14ymedio: Laughter, dreams and hope slip into the life of Victorio, the protagonist of Los palacios… despite his living a reality that is falling to pieces, like his own house. How much of your own personal experience is in your story?
Estevez: Certainly there is a lot of my own experience such as, for example, Victorio’s homosexuality and the collapse of his house. However, I believe that it’s a mistake to confuse the character with the author. However much of me is in Victorio, it is also true that there are many other people and, as is natural, imagination. There is a moment in the novel, for example, when Victorio says he never knew love. A true friend, a night of confidences, said to me, “It has happened with me as with you.” “What happened to me?” I asked. Never having known love. I had to laugh. However confessional a novel may seem, it is no more than that, a novel.
14ymedio: How do you deal with distance when writing about a reality that you haven’t lived since two decades ago?
Estevez: I suppose this is difficult if you try to write precisely about a certain “reality.” I suppose it might have been difficult for Emile Zola or for Miguel de Carrion. But for me, I’m not interested in sociology disguised as fiction, something more than reality concerns me, isf we reduce the word to its sociopolitical connotations. I am not a “costumbrista” – a novelist of quaint manners. At least I don’t want to be one. And the world (and this is something that has to be discovered) is fortunately wide and strange, and the problems of human beings are alike and different in each place where one lives. The same distance as literary material. I don’t live this reality, but I live another that also wants to be narrated. Also, I always remember and quote that phrase of Nabokov’s in a wonderful interview, when he responded that everything he needed of Russia he carried with him.
14ymedio: What have you brought to your writing life in Barcelona? How much have you changed from the point of view of writing your experiences as an immigrant?

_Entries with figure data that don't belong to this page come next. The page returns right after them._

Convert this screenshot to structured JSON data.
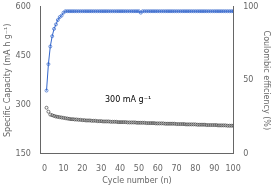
{
  "chart_data": {
    "type": "scatter",
    "xlabel": "Cycle number (n)",
    "ylabel": "Specific Capacity (mA h g⁻¹)",
    "y2label": "Coulombic efficiency (%)",
    "xlim": [
      -2,
      100
    ],
    "xticks": [
      0,
      10,
      20,
      30,
      40,
      50,
      60,
      70,
      80,
      90,
      100
    ],
    "ylim": [
      150,
      600
    ],
    "yticks": [
      150,
      300,
      450,
      600
    ],
    "y2lim": [
      0,
      100
    ],
    "y2ticks": [
      0,
      50,
      100
    ],
    "grid": false,
    "x": [
      1,
      2,
      3,
      4,
      5,
      6,
      7,
      8,
      9,
      10,
      11,
      12,
      13,
      14,
      15,
      16,
      17,
      18,
      19,
      20,
      21,
      22,
      23,
      24,
      25,
      26,
      27,
      28,
      29,
      30,
      31,
      32,
      33,
      34,
      35,
      36,
      37,
      38,
      39,
      40,
      41,
      42,
      43,
      44,
      45,
      46,
      47,
      48,
      49,
      50,
      51,
      52,
      53,
      54,
      55,
      56,
      57,
      58,
      59,
      60,
      61,
      62,
      63,
      64,
      65,
      66,
      67,
      68,
      69,
      70,
      71,
      72,
      73,
      74,
      75,
      76,
      77,
      78,
      79,
      80,
      81,
      82,
      83,
      84,
      85,
      86,
      87,
      88,
      89,
      90,
      91,
      92,
      93,
      94,
      95,
      96,
      97,
      98,
      99,
      100
    ],
    "series": [
      {
        "type": "scatter",
        "color": "#404040",
        "marker": "circle",
        "values": [
          291,
          279,
          270,
          268,
          266,
          264,
          263,
          262,
          261,
          260,
          259,
          258,
          257,
          256,
          256,
          255,
          255,
          254,
          254,
          253,
          253,
          252,
          252,
          252,
          251,
          251,
          251,
          250,
          250,
          250,
          249,
          249,
          249,
          249,
          248,
          248,
          248,
          248,
          247,
          247,
          247,
          247,
          247,
          246,
          246,
          246,
          246,
          246,
          245,
          245,
          245,
          245,
          245,
          244,
          244,
          244,
          244,
          244,
          243,
          243,
          243,
          243,
          243,
          242,
          242,
          242,
          242,
          242,
          242,
          241,
          241,
          241,
          241,
          241,
          240,
          240,
          240,
          240,
          240,
          240,
          239,
          239,
          239,
          239,
          239,
          238,
          238,
          238,
          238,
          238,
          238,
          237,
          237,
          237,
          237,
          237,
          236,
          236,
          236,
          236
        ]
      },
      {
        "type": "line",
        "axis": "y2",
        "color": "#3366cc",
        "marker": "circle",
        "line_style": "solid",
        "values": [
          43,
          61,
          73,
          80,
          85,
          88,
          91,
          93,
          94,
          96,
          97,
          97,
          97,
          97,
          97,
          97,
          97,
          97,
          97,
          97,
          97,
          97,
          97,
          97,
          97,
          97,
          97,
          97,
          97,
          97,
          97,
          97,
          97,
          97,
          97,
          97,
          97,
          97,
          97,
          97,
          97,
          97,
          97,
          97,
          97,
          97,
          97,
          97,
          97,
          97,
          96,
          97,
          97,
          97,
          97,
          97,
          97,
          97,
          97,
          97,
          97,
          97,
          97,
          97,
          97,
          97,
          97,
          97,
          97,
          97,
          97,
          97,
          97,
          97,
          97,
          97,
          97,
          97,
          97,
          97,
          97,
          97,
          97,
          97,
          97,
          97,
          97,
          97,
          97,
          97,
          97,
          97,
          97,
          97,
          97,
          97,
          97,
          97,
          97,
          97
        ]
      }
    ],
    "annotations": [
      {
        "text": "300 mA g⁻¹",
        "x": 32,
        "y": 310
      }
    ]
  }
}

Estevez: Everything you experience brings something to literature if you are alert to it. Barcelona is a cultured and beautiful city. And I believe that the mere act of walking through the Gothic Quarter transforms the vision you might have about anything. With regards to exile, it seems to me an extraordinary experience, even if it is painful. When I was a child and they took me to church, I heard a prayer to the Virgin that at some point said something like, “To you we cry, the banished children of Eve.” And then I wondered, “Why banished? Banished from where?” I didn’t understand until much later, although my interpretation had nothing to do with religion, because I wasn’t religious. I remember a phrase of Elias Canetti: “Only in exile does one realize how much of the world has always been a world of outlaws.” It’s very good for a writer, this sensation of losing things, of knowing that you are not going to have them again.
14ymedio: Readers have followed and admired your work for years. Will we soon be able to enjoy a presentation of your novels where you will be physically present? Will you return to this Havana of “the distant palaces”?
Estevez: Thank you for the “followed and admired.” This question has no answer. I do not know. It does not matter to return or not return, because what I really want to return to is the good times that I lived. And that, to my knowledge, is impossible.